C89 references: §3.5.4.2 (array types), §3.3.2.1 (array subscript expressions)
C99 references: §6.7.5.2 (array types), §6.5.2.1-3 (array subscript expressions).
¹ Proving that this expression is well-defined is left as an exercise for the reader. Whether inputMatrix[0][M] is a valid way of accessing inputMatrix[1][0] is not so clear, though it would be extremely hard for an implementation to make a difference.
This is because in memory, this is just a contiguous area, a single-dimension array if you will. And to get the real offset of inputMatrix[x][y] the compiler has to calculate (x * elementsPerColumn) + y. So it needs to know elementsPerColumn and that in turn means you need to tell it.

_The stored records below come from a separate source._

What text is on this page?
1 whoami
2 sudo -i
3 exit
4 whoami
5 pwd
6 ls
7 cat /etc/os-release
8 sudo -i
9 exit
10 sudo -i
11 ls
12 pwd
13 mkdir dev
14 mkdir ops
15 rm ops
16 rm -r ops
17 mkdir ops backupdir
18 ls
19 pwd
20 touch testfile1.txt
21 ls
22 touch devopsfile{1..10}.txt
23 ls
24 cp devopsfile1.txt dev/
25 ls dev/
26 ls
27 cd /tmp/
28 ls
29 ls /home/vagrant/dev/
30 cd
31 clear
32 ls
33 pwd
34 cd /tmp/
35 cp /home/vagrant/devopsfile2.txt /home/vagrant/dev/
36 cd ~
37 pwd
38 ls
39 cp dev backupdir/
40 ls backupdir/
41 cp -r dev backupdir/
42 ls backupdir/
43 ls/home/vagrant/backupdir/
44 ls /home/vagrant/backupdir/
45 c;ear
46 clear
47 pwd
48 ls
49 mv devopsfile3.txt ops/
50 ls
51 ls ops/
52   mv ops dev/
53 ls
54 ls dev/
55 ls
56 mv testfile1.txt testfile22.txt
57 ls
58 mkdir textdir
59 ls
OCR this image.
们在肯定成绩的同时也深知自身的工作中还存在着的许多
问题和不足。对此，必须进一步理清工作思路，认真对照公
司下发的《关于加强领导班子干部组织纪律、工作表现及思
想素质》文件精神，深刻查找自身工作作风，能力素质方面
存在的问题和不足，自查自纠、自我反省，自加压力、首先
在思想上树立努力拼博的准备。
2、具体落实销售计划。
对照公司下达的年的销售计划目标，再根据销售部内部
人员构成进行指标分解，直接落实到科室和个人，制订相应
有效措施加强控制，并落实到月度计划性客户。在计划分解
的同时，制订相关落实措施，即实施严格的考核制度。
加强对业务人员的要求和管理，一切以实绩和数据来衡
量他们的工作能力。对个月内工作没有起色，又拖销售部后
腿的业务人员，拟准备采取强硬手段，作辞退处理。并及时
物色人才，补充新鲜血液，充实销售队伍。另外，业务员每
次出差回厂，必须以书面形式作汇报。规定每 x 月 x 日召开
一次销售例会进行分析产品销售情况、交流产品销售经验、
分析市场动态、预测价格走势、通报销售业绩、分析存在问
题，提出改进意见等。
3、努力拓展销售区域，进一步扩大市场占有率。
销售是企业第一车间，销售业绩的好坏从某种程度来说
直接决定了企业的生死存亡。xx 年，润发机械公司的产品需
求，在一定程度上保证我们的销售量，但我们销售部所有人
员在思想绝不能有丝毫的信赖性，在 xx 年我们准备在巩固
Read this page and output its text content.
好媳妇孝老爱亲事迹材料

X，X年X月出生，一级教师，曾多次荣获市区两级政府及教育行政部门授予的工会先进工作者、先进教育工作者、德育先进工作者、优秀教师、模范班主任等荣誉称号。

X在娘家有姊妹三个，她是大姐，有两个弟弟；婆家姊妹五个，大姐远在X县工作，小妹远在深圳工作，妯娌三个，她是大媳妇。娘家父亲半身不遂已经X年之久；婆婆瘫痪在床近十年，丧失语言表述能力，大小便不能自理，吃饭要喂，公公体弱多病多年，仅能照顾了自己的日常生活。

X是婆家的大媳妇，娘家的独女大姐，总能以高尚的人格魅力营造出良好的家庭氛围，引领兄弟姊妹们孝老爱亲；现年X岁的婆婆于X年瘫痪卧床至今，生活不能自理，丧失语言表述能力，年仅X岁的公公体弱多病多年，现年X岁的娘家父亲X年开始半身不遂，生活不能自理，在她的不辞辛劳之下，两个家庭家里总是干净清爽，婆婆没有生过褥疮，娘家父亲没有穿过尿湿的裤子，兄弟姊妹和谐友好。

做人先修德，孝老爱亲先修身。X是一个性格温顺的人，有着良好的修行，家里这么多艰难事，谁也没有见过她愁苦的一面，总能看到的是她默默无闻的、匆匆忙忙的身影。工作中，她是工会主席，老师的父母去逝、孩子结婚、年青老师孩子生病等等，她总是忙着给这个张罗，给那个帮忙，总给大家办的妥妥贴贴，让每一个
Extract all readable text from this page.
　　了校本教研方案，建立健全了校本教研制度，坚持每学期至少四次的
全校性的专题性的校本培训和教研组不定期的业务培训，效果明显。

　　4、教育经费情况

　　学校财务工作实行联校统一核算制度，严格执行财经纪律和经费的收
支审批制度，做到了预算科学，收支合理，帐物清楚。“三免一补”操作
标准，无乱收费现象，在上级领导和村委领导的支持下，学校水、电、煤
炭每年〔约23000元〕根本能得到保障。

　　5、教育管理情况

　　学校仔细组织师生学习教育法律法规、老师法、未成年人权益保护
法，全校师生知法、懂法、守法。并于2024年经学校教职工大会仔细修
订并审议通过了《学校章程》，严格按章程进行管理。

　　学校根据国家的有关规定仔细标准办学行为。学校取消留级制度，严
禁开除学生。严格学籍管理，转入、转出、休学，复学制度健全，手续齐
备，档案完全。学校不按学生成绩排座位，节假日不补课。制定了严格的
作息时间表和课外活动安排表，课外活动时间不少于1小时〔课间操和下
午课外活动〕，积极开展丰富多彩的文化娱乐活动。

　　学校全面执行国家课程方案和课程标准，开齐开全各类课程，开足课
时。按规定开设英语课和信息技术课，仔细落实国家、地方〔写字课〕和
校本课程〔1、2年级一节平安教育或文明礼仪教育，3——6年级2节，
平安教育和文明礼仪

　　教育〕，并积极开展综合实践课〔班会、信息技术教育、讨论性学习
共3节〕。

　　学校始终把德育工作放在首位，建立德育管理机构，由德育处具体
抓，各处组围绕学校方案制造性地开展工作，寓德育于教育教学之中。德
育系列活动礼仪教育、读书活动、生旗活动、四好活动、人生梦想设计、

No, there's not. The situation's pretty simple really: what the function receives is really just a single, linear block of memory. Telling it the number of columns tells it how to translate something like block[x][y] into a linear address in the block (i.e., it needs to do something like address = row * column_count + column).
Other people have explained why, but the way to pass a 2D array with unknown dimensions is to pass a pointer. The compiler demotes array parameters to pointers anyway. Just make sure it's clear what you expect in your API docs.